Naar het oordeel van de kantonrechter is de aldus ontstane situatie niet in de eerste plaats aan te merken als een verstoring van de verstandhouding, maar wel als ernstig verwijtbaar handelen van [verweerster] . Het is immers het handelen van [verweerster] zelf, waarvoor zij zelf verantwoordelijk is, dat heeft geleid tot de conclusie dat zij bij herhaling onvoldoende heeft meegewerkt aan haar re-integratie. Dat als gevolg hiervan een onwerkbare situatie is ontstaan, spreekt voor zich. De kantonrechter zal daarom op basis van de e-grond (artikel 7:669 lid 3, onderdeel e, BW) overgaan tot ontbinding van de arbeidsovereenkomst. Gelet op hetgeen is bepaald in artikel 7:671b lid 8, onder b, BW wordt de ontbindingsdatum bepaald op 15 september 2017.
3.5.
GCA heeft onder punt 28 van het verzoekschrift gesteld bereid te zijn aan [verweerster] een transitievergoeding te betalen. Zij is daarvan niet teruggekomen toen zij – subsidiair – ook de e-grond aan haar verzoek ten grondslag legde.

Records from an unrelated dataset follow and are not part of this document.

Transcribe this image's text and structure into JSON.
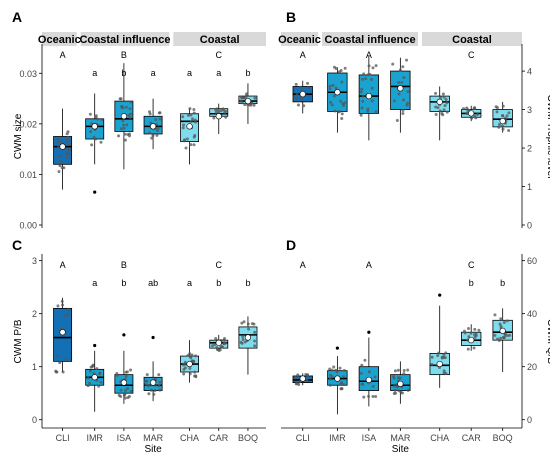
{
  "colors": {
    "CLI": "#1470b4",
    "IMR": "#1aa3d1",
    "ISA": "#1aa3d1",
    "MAR": "#1aa3d1",
    "CHA": "#7fdcef",
    "CAR": "#7fdcef",
    "BOQ": "#7fdcef",
    "strip_bg": "#d9d9d9",
    "point": "#555555"
  },
  "chart_data": [
    {
      "type": "box",
      "panel": "A",
      "ylabel": "CWM size",
      "xlabel": "",
      "axis_side": "left",
      "ylim": [
        0,
        0.035
      ],
      "yticks": [
        0.0,
        0.01,
        0.02,
        0.03
      ],
      "ytick_labels": [
        "0.00",
        "0.01",
        "0.02",
        "0.03"
      ],
      "show_xticks": false,
      "group_labels": [
        "Oceanic",
        "Coastal influence",
        "Coastal"
      ],
      "group_letters": [
        "A",
        "B",
        "C"
      ],
      "categories": [
        "CLI",
        "IMR",
        "ISA",
        "MAR",
        "CHA",
        "CAR",
        "BOQ"
      ],
      "letters": [
        "",
        "a",
        "b",
        "a",
        "a",
        "a",
        "b"
      ],
      "boxes": [
        {
          "site": "CLI",
          "min": 0.007,
          "q1": 0.012,
          "median": 0.0155,
          "q3": 0.0175,
          "max": 0.023,
          "mean": 0.0155
        },
        {
          "site": "IMR",
          "min": 0.012,
          "q1": 0.017,
          "median": 0.0195,
          "q3": 0.021,
          "max": 0.026,
          "mean": 0.0195
        },
        {
          "site": "ISA",
          "min": 0.011,
          "q1": 0.0185,
          "median": 0.021,
          "q3": 0.0245,
          "max": 0.032,
          "mean": 0.0215
        },
        {
          "site": "MAR",
          "min": 0.015,
          "q1": 0.018,
          "median": 0.0195,
          "q3": 0.0215,
          "max": 0.025,
          "mean": 0.0195
        },
        {
          "site": "CHA",
          "min": 0.012,
          "q1": 0.0165,
          "median": 0.0205,
          "q3": 0.022,
          "max": 0.023,
          "mean": 0.0195
        },
        {
          "site": "CAR",
          "min": 0.018,
          "q1": 0.0215,
          "median": 0.022,
          "q3": 0.023,
          "max": 0.024,
          "mean": 0.0215
        },
        {
          "site": "BOQ",
          "min": 0.02,
          "q1": 0.024,
          "median": 0.0245,
          "q3": 0.0255,
          "max": 0.028,
          "mean": 0.0245
        }
      ],
      "outliers": [
        {
          "site": "IMR",
          "y": 0.0065
        }
      ]
    },
    {
      "type": "box",
      "panel": "B",
      "ylabel": "CWM Trophic level",
      "xlabel": "",
      "axis_side": "right",
      "ylim": [
        0,
        4.6
      ],
      "yticks": [
        0,
        1,
        2,
        3,
        4
      ],
      "ytick_labels": [
        "0",
        "1",
        "2",
        "3",
        "4"
      ],
      "show_xticks": false,
      "group_labels": [
        "Oceanic",
        "Coastal influence",
        "Coastal"
      ],
      "group_letters": [
        "A",
        "A",
        "C"
      ],
      "categories": [
        "CLI",
        "IMR",
        "ISA",
        "MAR",
        "CHA",
        "CAR",
        "BOQ"
      ],
      "letters": [
        "",
        "",
        "",
        "",
        "",
        "",
        ""
      ],
      "boxes": [
        {
          "site": "CLI",
          "min": 2.9,
          "q1": 3.2,
          "median": 3.4,
          "q3": 3.6,
          "max": 3.75,
          "mean": 3.4
        },
        {
          "site": "ISA",
          "min": 2.2,
          "q1": 2.9,
          "median": 3.35,
          "q3": 3.9,
          "max": 4.4,
          "mean": 3.35
        },
        {
          "site": "IMR",
          "min": 2.4,
          "q1": 2.95,
          "median": 3.45,
          "q3": 3.95,
          "max": 4.1,
          "mean": 3.45
        },
        {
          "site": "MAR",
          "min": 2.4,
          "q1": 3.0,
          "median": 3.6,
          "q3": 4.0,
          "max": 4.35,
          "mean": 3.55
        },
        {
          "site": "CHA",
          "min": 2.2,
          "q1": 2.95,
          "median": 3.2,
          "q3": 3.35,
          "max": 3.6,
          "mean": 3.2
        },
        {
          "site": "CAR",
          "min": 2.7,
          "q1": 2.8,
          "median": 2.9,
          "q3": 3.0,
          "max": 3.1,
          "mean": 2.9
        },
        {
          "site": "BOQ",
          "min": 2.4,
          "q1": 2.55,
          "median": 2.75,
          "q3": 3.0,
          "max": 3.2,
          "mean": 2.7
        }
      ],
      "outliers": []
    },
    {
      "type": "box",
      "panel": "C",
      "ylabel": "CWM P/B",
      "xlabel": "Site",
      "axis_side": "left",
      "ylim": [
        -0.1,
        3.05
      ],
      "yticks": [
        0,
        1,
        2,
        3
      ],
      "ytick_labels": [
        "0",
        "1",
        "2",
        "3"
      ],
      "show_xticks": true,
      "group_labels": [],
      "group_letters": [
        "A",
        "B",
        "C"
      ],
      "categories": [
        "CLI",
        "IMR",
        "ISA",
        "MAR",
        "CHA",
        "CAR",
        "BOQ"
      ],
      "letters": [
        "",
        "a",
        "b",
        "ab",
        "a",
        "b",
        "b"
      ],
      "boxes": [
        {
          "site": "CLI",
          "min": 0.9,
          "q1": 1.1,
          "median": 1.55,
          "q3": 2.1,
          "max": 2.3,
          "mean": 1.65
        },
        {
          "site": "IMR",
          "min": 0.15,
          "q1": 0.65,
          "median": 0.8,
          "q3": 0.95,
          "max": 1.3,
          "mean": 0.8
        },
        {
          "site": "ISA",
          "min": 0.3,
          "q1": 0.5,
          "median": 0.65,
          "q3": 0.85,
          "max": 1.3,
          "mean": 0.7
        },
        {
          "site": "MAR",
          "min": 0.35,
          "q1": 0.55,
          "median": 0.65,
          "q3": 0.8,
          "max": 1.1,
          "mean": 0.7
        },
        {
          "site": "CHA",
          "min": 0.7,
          "q1": 0.9,
          "median": 1.05,
          "q3": 1.2,
          "max": 1.5,
          "mean": 1.05
        },
        {
          "site": "CAR",
          "min": 1.3,
          "q1": 1.35,
          "median": 1.45,
          "q3": 1.5,
          "max": 1.6,
          "mean": 1.45
        },
        {
          "site": "BOQ",
          "min": 0.85,
          "q1": 1.35,
          "median": 1.6,
          "q3": 1.75,
          "max": 1.95,
          "mean": 1.55
        }
      ],
      "outliers": [
        {
          "site": "ISA",
          "y": 1.6
        },
        {
          "site": "MAR",
          "y": 1.55
        },
        {
          "site": "IMR",
          "y": 1.4
        }
      ]
    },
    {
      "type": "box",
      "panel": "D",
      "ylabel": "CWM Q/B",
      "xlabel": "Site",
      "axis_side": "right",
      "ylim": [
        -2,
        61
      ],
      "yticks": [
        0,
        20,
        40,
        60
      ],
      "ytick_labels": [
        "0",
        "20",
        "40",
        "60"
      ],
      "show_xticks": true,
      "group_labels": [],
      "group_letters": [
        "A",
        "A",
        "C"
      ],
      "categories": [
        "CLI",
        "IMR",
        "ISA",
        "MAR",
        "CHA",
        "CAR",
        "BOQ"
      ],
      "letters": [
        "",
        "",
        "",
        "",
        "",
        "b",
        "b"
      ],
      "boxes": [
        {
          "site": "CLI",
          "min": 13,
          "q1": 14,
          "median": 15,
          "q3": 16.5,
          "max": 17.5,
          "mean": 15.5
        },
        {
          "site": "IMR",
          "min": 2,
          "q1": 13,
          "median": 15.5,
          "q3": 18.5,
          "max": 24,
          "mean": 15.5
        },
        {
          "site": "ISA",
          "min": 5,
          "q1": 11,
          "median": 14.5,
          "q3": 20,
          "max": 31,
          "mean": 15
        },
        {
          "site": "MAR",
          "min": 6,
          "q1": 11,
          "median": 13,
          "q3": 17,
          "max": 22,
          "mean": 13.5
        },
        {
          "site": "CHA",
          "min": 12,
          "q1": 17,
          "median": 20.5,
          "q3": 25,
          "max": 43,
          "mean": 21
        },
        {
          "site": "CAR",
          "min": 26,
          "q1": 28,
          "median": 30,
          "q3": 33,
          "max": 36,
          "mean": 30
        },
        {
          "site": "BOQ",
          "min": 18,
          "q1": 30,
          "median": 33,
          "q3": 37.5,
          "max": 42,
          "mean": 33.5
        }
      ],
      "outliers": [
        {
          "site": "ISA",
          "y": 33
        },
        {
          "site": "CHA",
          "y": 47
        },
        {
          "site": "IMR",
          "y": 27
        }
      ]
    }
  ]
}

De kantonrechter verstaat het standpunt van GCA daarom zo, dat GCA het naar maatstaven van redelijkheid en billijkheid onaanvaardbaar acht dat aan [verweerster] een transitievergoeding wordt onthouden. Dat standpunt heeft [verweerster] niet weersproken. De kantonrechter zal daarom overeenkomstig het verzoek een transitievergoeding toekennen van € 1.624,16 bruto.
3.6.
In de omstandigheden van het geval ziet de kantonrechter aanleiding om de proceskosten te compenseren, aldus dat iedere partij de eigen kosten draagt.
4. De beslissing
De kantonrechter:
5.1
ontbindt de tussen partijen bestaan de arbeidsovereenkomst met ingang van 15 september 2017;
5.2
kent aan [verweerster] een transitievergoeding toe van € 1.624,16 bruto en veroordeelt GCA tot betaling van dit bedrag;
5.3
bepaalt dat iedere partij de eigen kosten draagt;
5.4
verklaart deze beschikking uitvoerbaar bij voorraad;
5.5
wijst af hetgeen meer of anders is verzocht.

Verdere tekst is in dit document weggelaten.